Participants were recruited from Tianjin Huanhu Hospital in Tianjin, China. They were screened for Parkinson’s disease, and their clinical tests were assessed by expert neurologists specializing in movement disorders. The inclusion criterion for the patient group was a confirmed diagnosis of Parkinson’s disease and the capability to walk without assistance. Healthy controls, matched by age, were also included in the study. All participants were fully informed of the experimental procedures and provided their written consent to participate in this study. All ethical and experimental procedures and protocols were approved by the Institutional Review Board of Tianjin Huanhu Hospital, Tianjin, China, under Approval No. ChiCTR1900025372.

Data preprocessing

We developed an automated video segmenting approach to segment long shuttle walking videos into short clips that only capture directional walking to enable simultaneous analysis of left- and right-side motion characteristics. This approach works by identifying the segmentation locations via detecting peaks and valleys in the horizontal profiles of the neck keypoint and analyzing their magnitudes and the horizontal distances between them. Each gait video was automatically split into six segments of unidirectional movement (left-to-right or right-to-left), ensuring that only walking segments were included. This segmentation was consistently applied to model training, inference, and feature extraction.
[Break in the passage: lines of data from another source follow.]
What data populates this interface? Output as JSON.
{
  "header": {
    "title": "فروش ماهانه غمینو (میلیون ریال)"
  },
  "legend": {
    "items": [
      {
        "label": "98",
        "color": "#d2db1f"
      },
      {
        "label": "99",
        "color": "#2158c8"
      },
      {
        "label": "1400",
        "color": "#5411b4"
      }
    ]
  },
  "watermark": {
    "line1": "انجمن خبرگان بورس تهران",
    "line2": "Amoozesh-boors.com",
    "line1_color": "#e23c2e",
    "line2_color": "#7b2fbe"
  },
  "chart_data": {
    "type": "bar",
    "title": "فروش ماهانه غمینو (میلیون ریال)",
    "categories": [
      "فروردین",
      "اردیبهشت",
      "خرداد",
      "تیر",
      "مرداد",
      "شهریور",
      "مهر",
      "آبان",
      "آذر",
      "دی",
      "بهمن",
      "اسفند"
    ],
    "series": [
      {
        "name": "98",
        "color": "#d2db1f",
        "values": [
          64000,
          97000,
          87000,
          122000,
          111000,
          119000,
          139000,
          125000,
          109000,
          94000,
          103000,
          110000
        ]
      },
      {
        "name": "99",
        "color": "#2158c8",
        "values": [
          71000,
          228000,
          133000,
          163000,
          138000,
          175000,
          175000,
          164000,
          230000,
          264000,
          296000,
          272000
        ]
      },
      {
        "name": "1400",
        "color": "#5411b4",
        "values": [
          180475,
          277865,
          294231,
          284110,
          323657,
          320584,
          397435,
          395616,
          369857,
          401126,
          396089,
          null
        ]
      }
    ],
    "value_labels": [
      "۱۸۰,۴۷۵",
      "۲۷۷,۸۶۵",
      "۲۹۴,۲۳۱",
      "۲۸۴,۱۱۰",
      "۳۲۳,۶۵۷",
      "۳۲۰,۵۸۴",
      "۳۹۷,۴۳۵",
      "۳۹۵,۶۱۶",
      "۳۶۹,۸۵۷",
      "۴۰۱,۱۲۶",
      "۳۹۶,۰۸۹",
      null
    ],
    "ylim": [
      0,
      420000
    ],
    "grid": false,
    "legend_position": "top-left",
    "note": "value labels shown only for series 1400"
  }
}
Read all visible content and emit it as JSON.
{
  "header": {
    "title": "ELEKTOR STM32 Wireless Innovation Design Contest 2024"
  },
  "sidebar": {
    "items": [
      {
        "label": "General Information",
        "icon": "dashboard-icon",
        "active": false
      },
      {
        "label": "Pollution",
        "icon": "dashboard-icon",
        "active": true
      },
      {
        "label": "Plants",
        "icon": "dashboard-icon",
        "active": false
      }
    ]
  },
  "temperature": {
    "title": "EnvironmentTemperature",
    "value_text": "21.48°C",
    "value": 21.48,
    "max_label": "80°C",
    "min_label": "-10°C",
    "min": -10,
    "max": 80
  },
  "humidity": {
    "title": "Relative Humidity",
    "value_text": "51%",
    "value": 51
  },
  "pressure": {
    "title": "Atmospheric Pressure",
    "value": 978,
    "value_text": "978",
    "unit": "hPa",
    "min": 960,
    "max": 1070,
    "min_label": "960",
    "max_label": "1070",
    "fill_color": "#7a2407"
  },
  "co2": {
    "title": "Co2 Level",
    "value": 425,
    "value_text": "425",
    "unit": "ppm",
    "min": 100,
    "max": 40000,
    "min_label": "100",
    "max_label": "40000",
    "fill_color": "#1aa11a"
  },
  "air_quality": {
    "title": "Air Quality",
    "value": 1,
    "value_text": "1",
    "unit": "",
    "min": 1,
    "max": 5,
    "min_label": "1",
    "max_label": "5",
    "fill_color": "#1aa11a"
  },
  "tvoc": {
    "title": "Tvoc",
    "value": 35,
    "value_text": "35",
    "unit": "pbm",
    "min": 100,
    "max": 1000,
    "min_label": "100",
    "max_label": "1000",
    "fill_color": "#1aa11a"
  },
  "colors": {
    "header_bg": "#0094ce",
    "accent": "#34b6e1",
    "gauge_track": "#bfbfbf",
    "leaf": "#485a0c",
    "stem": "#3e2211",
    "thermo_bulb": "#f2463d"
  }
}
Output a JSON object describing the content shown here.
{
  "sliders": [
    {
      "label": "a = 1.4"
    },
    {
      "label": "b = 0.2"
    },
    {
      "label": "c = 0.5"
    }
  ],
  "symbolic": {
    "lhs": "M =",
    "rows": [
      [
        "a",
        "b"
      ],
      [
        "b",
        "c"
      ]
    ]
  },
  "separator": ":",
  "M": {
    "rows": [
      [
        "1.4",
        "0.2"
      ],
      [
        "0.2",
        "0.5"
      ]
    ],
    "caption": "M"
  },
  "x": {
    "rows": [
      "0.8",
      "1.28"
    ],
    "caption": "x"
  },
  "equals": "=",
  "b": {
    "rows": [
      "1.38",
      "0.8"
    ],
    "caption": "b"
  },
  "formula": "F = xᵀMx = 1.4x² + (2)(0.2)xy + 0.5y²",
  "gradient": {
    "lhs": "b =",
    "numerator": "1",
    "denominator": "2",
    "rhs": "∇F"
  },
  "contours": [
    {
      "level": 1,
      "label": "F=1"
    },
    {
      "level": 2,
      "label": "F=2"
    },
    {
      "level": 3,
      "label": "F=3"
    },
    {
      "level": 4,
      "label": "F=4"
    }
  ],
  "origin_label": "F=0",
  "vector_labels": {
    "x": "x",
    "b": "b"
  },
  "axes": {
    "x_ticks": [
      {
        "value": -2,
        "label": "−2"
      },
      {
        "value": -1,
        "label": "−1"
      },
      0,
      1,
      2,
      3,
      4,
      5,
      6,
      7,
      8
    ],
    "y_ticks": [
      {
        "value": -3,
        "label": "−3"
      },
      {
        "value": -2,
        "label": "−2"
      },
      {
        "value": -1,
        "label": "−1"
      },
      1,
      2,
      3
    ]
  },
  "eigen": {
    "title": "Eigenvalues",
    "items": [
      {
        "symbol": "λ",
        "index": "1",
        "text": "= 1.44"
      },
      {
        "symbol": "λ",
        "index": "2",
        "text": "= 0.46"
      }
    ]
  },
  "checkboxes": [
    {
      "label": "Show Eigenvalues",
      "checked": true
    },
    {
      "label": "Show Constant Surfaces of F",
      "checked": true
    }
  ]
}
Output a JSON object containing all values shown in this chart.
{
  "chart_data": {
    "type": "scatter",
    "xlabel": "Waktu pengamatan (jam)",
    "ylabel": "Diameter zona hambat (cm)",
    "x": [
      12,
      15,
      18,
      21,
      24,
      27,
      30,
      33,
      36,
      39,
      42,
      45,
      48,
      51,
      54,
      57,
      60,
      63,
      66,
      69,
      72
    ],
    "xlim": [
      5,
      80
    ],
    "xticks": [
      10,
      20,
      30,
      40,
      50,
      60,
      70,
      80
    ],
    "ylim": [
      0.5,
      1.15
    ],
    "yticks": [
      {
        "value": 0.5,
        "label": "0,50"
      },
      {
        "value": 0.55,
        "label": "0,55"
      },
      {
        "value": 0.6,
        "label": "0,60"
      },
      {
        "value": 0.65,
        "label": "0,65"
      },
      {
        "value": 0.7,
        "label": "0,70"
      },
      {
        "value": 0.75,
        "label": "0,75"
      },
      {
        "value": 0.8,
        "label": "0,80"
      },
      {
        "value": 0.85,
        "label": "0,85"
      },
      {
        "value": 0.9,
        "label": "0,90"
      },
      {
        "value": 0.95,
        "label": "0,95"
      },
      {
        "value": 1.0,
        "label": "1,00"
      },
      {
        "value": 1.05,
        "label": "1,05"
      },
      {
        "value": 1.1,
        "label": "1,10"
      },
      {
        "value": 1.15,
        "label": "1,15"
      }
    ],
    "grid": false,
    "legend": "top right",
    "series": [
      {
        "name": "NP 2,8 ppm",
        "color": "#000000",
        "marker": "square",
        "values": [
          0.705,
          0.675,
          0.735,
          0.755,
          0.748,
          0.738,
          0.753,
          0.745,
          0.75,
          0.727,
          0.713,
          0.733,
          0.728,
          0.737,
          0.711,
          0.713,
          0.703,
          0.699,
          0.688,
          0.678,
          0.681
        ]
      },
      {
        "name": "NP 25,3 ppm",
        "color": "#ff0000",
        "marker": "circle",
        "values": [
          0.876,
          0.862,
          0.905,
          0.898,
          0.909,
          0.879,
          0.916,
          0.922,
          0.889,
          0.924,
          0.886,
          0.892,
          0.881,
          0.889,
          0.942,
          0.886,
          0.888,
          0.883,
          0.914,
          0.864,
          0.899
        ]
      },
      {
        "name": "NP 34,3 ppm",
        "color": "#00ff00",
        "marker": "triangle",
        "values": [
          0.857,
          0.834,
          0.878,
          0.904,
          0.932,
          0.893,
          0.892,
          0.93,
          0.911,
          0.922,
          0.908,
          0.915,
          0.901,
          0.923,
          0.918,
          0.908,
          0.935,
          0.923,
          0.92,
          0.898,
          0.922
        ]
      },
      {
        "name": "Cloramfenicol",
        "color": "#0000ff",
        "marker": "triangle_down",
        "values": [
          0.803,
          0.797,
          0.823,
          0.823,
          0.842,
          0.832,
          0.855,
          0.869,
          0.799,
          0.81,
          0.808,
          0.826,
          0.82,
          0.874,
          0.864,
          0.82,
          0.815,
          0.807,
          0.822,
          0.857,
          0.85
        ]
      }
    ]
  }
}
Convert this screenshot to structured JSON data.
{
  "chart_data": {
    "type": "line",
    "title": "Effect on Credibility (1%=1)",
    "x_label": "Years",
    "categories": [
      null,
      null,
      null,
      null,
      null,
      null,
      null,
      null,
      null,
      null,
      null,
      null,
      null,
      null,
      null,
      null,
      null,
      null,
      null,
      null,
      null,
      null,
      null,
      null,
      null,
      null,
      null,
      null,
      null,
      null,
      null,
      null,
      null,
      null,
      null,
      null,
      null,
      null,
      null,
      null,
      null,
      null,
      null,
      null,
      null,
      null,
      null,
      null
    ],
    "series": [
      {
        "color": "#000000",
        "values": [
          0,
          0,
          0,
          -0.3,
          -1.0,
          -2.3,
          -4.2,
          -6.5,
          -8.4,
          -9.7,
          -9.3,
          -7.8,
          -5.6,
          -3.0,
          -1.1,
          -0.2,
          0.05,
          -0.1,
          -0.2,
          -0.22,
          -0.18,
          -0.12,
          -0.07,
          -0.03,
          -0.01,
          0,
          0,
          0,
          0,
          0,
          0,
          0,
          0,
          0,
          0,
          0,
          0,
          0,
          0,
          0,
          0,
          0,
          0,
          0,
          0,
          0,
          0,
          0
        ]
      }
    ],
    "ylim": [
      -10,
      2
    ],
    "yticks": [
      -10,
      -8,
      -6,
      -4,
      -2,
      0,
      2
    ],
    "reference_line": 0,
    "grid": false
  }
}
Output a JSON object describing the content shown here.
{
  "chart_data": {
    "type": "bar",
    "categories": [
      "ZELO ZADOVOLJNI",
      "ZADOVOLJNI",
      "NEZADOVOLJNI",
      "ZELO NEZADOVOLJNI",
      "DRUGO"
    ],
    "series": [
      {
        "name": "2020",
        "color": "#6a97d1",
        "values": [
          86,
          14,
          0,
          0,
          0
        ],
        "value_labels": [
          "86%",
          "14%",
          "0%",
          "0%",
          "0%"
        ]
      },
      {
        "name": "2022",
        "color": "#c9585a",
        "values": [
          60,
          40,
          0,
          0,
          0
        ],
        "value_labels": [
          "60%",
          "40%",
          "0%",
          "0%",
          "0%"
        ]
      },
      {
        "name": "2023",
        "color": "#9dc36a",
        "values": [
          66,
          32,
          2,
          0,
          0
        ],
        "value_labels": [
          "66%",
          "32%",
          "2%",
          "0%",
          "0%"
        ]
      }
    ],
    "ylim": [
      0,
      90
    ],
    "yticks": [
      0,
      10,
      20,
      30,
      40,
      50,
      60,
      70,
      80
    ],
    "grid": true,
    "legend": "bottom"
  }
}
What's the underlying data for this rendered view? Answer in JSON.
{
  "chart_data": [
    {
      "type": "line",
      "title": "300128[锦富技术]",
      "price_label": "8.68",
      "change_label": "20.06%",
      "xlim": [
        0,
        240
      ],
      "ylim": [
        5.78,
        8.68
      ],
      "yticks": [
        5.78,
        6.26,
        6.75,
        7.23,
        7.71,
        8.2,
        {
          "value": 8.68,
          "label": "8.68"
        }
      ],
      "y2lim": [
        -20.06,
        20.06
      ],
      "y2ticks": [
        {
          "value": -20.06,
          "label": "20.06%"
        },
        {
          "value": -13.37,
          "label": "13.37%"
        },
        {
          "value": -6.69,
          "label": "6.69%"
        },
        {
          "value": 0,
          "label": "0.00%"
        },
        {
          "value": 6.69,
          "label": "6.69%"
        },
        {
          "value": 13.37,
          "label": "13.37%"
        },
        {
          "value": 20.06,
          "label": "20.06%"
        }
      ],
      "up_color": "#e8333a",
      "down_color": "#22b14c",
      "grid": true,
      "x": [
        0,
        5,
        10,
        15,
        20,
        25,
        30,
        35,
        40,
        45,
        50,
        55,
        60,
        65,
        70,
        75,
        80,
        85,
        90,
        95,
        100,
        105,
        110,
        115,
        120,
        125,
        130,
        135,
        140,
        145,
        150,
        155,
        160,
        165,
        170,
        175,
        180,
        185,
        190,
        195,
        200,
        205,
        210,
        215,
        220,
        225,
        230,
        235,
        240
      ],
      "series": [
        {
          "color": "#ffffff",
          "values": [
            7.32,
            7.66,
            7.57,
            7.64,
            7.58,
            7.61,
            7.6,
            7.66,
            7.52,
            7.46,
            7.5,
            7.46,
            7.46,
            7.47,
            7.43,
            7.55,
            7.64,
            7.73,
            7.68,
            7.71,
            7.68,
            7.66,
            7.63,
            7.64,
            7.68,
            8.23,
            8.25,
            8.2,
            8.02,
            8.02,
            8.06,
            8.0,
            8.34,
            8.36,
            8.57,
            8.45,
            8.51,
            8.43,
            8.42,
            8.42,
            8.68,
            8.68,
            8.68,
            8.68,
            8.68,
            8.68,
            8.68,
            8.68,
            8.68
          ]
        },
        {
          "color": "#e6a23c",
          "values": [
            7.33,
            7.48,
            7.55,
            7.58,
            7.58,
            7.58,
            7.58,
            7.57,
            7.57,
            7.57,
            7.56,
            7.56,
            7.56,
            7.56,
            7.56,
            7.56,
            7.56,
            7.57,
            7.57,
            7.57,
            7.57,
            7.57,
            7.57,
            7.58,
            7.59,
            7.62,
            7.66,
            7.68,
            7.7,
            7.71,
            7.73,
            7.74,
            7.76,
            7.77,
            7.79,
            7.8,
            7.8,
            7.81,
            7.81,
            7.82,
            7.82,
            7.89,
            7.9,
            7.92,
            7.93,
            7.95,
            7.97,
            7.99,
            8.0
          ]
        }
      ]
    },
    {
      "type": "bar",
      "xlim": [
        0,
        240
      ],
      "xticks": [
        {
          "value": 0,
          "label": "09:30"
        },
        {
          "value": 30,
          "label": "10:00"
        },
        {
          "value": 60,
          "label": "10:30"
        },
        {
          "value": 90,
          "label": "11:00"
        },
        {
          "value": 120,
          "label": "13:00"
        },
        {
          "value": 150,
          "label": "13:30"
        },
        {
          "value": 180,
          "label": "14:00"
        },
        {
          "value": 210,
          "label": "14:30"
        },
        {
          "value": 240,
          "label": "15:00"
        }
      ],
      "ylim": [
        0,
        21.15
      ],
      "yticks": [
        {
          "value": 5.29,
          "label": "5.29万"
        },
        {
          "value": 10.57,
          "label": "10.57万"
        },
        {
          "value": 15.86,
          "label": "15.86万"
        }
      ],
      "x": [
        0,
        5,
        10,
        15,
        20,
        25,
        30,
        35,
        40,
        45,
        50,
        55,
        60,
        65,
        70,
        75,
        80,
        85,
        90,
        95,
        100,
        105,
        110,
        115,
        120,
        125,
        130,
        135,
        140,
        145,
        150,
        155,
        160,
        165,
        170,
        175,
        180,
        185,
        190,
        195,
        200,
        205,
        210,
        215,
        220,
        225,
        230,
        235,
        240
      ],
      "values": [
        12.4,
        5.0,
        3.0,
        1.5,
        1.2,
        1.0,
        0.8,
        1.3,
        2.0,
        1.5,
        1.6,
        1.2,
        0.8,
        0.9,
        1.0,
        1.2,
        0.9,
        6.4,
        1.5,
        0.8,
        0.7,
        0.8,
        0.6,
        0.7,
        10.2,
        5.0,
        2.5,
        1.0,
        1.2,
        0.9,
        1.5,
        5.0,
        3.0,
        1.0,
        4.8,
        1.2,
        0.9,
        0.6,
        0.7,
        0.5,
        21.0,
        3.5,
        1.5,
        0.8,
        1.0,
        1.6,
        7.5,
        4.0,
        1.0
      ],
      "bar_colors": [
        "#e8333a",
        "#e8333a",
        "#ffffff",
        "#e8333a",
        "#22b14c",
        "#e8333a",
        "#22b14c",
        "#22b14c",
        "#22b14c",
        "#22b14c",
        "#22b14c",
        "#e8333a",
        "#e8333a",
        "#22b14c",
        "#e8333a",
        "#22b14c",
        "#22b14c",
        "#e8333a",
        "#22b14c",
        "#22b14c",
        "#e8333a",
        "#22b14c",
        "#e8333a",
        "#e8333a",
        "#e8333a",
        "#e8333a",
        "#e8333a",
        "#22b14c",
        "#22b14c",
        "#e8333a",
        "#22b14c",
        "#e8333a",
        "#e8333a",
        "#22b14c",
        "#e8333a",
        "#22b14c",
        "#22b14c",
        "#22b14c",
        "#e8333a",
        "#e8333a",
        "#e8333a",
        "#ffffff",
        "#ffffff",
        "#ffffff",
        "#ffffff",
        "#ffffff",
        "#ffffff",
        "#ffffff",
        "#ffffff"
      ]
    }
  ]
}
We extracted the body skeleton from smartphone videos using DWPose52, considering its superior effectiveness and precision compared to the commonly used OpenPose53. Although the accuracy and robustness the DWPose have been verified on a large-scale public dataset (COCO-WholeBody54), we further verify its accuracy in extracting human skeletons in the setting of our study (see Fig. 1). We conducted a comparison experiment using a motion capture system (Vicon, UK) as the ground truth. Two healthy young subjects were asked to perform a five-meter shuttle walk test five times. We compared the key points extracted using DWPose and Vicon without considering the depth information of Vicon along the frontal axis since DWPose provides only 2D skeleton data. To align the pixel coordinate system of DWPose with the world coordinate system of Vicon, we performed a perspective transformation using a nonlinear fitting with a quadratic function. In addition, time scale alignment55 was performed to ensure synchronization between the key points extracted from both systems. We calculated the Spearman correlation coefficients for each joint’s 2D trajectories estimated by DWPose and Vicon across 16 video segments for the two subjects. The results showed a high correlation between their estimated joint’s trajectories, with a ρ ≥ 0.85 ± 0.06 in the sagittal plane and a ρ in between 0.67 ± 0.07 and 0.99 ± 0.01 in the transverse plane (Supplementary Fig. 11).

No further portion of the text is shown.